Over the last few months, ever since I've wrested it from the tight grip of my sister's hands, I've been reading a book about growing up. I was intrigued from the first moment I saw it, when I glanced upon its cartoonish cover and funny title back in October when I spent a weekend in Germany. The book is called When I'm Big and purports to be a self-help manual for those stuck in the void between adolescence and adulthood.
It also claimed, on the front cover, to be a companion for those stylish fellows sporting messenger bags, and as such it was only natural that my sister had bought it the moments she saw it on some discounter's shelf. She is the proud owner of several such bags. One is even customizable with individual flaps that you can buy for more money I'd ever spend on an entire bag in a hip boutique in a hip part of Berlin. The flaps are made from disused marquees, reclaimed driftwood, shredded LP covers and similar altars of individuality.
I own two messenger bags myself, but there is nothing chic or dashing about them. They have a collective age of fifteen years and are nothing more than protective pouches for two of my laptops, their design reduced to black simplicity and soft padding. Since the arrival of the Eee, they've spend most of their time in a dark corner of my living room, nearly invisible because of the low contrast. The Eee itself disappears into any little bag at hand, most often the small backpack that I carry through town.
While I didn't feel addressed by the title of the book, its topic spoke to me with vehemence. Deep inside, further down now than four years ago – and that's probably a good sign – I long to be the student I used to be. The life free of any responsibility that I used to lead, beholden solely to my desires and to the degree I had to finish, was utterly enjoyable but can obviously not last. I've been called doctor for more than four years now, and students don't necessarily see a peer in me anymore. They come to ask for advice.
How to handle this transition is a tricky question. How do you avoid turning into what you despised your parent's generation (if not your parents) for? This was the kind of quandary that went through my head during the two weeks I spent in Germany around Christmas when, removed from the craze of London and most conventional excitement, I entered a deeply contemplative mood. It was only natural that I would beseech my sister to give me the book. She has, after all, a full three years ahead of her until reaching the age that I already carry heavy on my shoulders.

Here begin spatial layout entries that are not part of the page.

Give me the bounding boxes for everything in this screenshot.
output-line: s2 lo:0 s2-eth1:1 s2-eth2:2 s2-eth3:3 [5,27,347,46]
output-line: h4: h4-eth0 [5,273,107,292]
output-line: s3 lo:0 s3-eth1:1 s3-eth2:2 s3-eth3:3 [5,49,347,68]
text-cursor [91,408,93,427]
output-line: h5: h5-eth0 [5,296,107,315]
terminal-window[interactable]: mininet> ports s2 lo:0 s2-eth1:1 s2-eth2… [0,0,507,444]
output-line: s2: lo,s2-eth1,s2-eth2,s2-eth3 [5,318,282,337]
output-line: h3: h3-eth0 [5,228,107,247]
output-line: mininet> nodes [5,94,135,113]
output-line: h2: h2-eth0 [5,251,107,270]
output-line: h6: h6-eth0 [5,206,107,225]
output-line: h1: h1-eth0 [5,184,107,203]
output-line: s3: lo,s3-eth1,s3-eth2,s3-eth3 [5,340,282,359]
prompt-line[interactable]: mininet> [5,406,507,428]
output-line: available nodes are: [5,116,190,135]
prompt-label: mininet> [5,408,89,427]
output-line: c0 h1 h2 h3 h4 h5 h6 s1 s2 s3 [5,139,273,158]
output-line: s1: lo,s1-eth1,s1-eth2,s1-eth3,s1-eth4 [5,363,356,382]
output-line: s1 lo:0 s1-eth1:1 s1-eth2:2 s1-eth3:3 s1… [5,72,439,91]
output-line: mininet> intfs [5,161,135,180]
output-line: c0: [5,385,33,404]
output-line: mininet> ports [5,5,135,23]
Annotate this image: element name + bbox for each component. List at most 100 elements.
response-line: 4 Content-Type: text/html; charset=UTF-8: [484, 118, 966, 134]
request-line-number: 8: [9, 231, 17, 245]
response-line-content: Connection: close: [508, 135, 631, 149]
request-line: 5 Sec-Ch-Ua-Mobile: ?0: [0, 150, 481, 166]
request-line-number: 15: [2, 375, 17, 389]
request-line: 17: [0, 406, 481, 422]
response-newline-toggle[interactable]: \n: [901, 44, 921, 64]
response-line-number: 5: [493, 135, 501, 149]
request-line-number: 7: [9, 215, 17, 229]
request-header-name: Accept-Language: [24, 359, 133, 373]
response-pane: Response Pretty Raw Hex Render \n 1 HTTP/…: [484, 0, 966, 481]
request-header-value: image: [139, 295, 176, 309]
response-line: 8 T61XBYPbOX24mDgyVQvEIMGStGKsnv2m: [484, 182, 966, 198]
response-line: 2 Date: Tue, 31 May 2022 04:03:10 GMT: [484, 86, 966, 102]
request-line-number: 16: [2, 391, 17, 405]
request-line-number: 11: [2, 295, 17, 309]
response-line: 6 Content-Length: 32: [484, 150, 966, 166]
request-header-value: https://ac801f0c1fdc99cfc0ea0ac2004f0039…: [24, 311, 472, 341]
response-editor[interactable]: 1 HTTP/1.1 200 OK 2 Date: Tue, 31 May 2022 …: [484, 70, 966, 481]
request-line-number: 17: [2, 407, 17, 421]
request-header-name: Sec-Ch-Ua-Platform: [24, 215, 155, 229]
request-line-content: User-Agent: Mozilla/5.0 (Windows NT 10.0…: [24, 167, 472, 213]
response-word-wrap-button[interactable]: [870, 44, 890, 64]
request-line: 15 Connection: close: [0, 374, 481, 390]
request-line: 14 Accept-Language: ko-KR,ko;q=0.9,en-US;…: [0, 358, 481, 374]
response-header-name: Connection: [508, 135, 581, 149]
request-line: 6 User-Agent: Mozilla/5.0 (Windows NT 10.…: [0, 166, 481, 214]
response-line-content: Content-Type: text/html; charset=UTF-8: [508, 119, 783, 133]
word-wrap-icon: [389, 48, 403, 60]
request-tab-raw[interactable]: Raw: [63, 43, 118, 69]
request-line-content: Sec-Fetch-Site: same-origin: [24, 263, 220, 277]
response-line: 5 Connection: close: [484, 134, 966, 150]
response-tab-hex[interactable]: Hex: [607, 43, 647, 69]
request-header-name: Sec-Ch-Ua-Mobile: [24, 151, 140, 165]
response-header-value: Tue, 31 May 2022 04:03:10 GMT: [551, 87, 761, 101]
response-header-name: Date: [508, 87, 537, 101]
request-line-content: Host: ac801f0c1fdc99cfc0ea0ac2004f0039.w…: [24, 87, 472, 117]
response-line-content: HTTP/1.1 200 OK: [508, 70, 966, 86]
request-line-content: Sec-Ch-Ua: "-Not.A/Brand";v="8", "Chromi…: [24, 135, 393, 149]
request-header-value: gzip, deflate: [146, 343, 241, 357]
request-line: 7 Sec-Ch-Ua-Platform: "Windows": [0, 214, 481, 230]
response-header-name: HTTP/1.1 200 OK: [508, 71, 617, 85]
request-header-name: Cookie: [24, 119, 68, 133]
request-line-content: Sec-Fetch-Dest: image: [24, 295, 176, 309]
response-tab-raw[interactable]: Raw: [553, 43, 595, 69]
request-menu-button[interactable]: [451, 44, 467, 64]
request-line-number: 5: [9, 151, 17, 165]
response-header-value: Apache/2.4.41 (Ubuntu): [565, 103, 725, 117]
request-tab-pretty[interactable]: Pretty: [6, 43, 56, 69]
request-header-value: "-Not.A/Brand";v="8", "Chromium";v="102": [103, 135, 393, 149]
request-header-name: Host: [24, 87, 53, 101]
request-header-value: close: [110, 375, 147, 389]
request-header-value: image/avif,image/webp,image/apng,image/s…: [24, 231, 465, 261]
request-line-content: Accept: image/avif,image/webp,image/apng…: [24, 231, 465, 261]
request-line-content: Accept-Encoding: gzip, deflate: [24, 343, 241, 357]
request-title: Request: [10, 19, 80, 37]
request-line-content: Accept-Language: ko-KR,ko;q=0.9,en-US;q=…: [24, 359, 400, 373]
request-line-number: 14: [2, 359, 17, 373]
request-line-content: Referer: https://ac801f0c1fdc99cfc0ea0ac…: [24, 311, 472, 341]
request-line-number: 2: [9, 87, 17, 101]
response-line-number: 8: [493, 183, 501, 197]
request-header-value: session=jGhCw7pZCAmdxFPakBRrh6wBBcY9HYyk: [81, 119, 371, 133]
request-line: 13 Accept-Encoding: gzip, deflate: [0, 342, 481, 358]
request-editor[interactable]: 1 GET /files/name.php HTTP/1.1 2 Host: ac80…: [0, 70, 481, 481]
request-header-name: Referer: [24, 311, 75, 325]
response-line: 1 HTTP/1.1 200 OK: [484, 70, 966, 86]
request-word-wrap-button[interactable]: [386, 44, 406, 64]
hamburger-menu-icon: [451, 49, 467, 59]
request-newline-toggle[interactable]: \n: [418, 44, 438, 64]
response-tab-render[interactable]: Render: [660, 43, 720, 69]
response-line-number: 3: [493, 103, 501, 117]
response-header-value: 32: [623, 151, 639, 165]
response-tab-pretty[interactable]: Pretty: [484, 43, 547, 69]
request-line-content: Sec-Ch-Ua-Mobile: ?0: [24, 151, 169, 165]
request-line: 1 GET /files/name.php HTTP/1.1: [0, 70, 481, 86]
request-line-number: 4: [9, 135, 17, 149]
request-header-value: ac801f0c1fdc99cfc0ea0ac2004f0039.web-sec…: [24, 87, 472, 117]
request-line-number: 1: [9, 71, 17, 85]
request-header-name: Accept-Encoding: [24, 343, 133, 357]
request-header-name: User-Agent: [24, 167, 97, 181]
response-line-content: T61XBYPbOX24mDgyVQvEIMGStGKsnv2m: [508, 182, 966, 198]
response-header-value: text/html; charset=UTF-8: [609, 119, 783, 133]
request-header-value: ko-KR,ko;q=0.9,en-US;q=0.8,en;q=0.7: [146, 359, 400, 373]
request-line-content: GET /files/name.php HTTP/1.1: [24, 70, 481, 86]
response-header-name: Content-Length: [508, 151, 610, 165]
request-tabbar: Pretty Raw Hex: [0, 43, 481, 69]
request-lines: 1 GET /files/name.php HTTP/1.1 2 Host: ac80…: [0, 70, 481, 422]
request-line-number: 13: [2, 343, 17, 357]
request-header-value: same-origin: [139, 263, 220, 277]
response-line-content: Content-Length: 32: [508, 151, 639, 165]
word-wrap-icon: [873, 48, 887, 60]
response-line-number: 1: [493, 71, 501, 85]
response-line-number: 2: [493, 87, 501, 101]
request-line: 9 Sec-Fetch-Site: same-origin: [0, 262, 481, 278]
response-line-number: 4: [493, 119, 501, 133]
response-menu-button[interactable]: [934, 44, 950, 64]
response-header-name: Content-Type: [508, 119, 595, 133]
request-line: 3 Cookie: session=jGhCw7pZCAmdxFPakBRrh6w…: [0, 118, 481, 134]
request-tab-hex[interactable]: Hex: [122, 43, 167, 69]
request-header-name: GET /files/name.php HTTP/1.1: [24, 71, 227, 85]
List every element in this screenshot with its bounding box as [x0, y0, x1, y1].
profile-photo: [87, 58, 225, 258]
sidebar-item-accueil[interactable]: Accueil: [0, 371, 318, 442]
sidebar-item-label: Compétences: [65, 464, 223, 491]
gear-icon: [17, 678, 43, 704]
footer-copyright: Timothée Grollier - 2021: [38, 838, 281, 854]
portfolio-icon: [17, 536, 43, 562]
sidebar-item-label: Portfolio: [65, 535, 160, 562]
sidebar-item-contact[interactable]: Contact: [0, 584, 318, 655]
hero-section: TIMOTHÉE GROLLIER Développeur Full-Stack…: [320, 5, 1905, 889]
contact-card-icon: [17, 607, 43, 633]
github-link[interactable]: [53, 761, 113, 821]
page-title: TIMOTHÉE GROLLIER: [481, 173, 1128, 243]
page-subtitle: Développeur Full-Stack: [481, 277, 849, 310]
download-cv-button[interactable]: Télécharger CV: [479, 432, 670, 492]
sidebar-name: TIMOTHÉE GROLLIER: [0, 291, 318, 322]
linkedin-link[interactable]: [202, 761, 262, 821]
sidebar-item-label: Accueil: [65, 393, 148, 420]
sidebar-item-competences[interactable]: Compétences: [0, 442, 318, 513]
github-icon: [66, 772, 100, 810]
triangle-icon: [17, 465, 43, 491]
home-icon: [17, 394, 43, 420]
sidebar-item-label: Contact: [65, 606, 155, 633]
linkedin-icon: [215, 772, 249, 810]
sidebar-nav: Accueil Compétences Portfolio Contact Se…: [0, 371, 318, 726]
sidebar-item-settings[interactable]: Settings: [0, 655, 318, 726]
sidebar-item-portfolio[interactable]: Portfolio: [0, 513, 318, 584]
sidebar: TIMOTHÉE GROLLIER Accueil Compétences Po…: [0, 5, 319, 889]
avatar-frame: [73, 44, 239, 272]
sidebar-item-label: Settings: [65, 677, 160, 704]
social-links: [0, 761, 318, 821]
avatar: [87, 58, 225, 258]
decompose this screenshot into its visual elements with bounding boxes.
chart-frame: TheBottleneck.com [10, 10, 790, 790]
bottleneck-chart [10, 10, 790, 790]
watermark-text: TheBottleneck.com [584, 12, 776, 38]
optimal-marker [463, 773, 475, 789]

It turned out that my sister had bought the book for a reason. She wanted to read it herself and see if there was anything in it that would help her on the crooked and ill-signposted road that is life. She was ahead of me. In October, she kept the book to herself but in December, I found it under the Christmas tree and have been steadily advancing through the chapters.
The book is quite funny. Each chapter takes an item customarily found in fashionable bags and encourages the reader to discard it. The iPod, a can of Red Bull, condoms, a toothbrush, chewing gum, CK1, a macbook, all have to go. I don't usually carry any of this, but the reasons given for chucking each were quite perspicacious and well-argued and inevitably converged on the admonition to grow up to an adult individuality, to graduate, if you will, from the infantile fallacy of self, so succinctly expressed in first law of fashion: "If people are free to do as they please, they usually imitate each other." (frequently attributed to Eric Hoffer)
I had approached the book with some trepidation. I feel sometimes lost in time, long left but not arrived yet. But once I had understood the thrust of the book, I became calm and confident. So what if I don't have a presentable, permanent apartment? So what if I see my life in a state of flux? So what if my job is temporary and without a clear (in the sense of inevitable) career trajectory? So what if I'm not married with kids yet?
The main counsel of the book was to "become yourself". If that's the answer to all the questions that I've always been too lazy to ask, then I have no reason to worry. I'm there already. I am myself. I don't have a functioning household and don't own my apartment because (at the moment) I don't care to. My peers offer guidance or are elicit hilarity, depending on their actions, but I'm unable to feel a pressure to fit it.
I'm not a kid anymore. I might not have grown up yet but I've certainly not grown old either. I have achieved plenty and I have build an existence that I'm proud of and that makes me happy. I'm far from hovering in an asphyxiating void. The next steps on the way will surely come, once the time is right. I'm not afraid, nor am I anxious. My life is good, and I don't need a book to tell me what to do.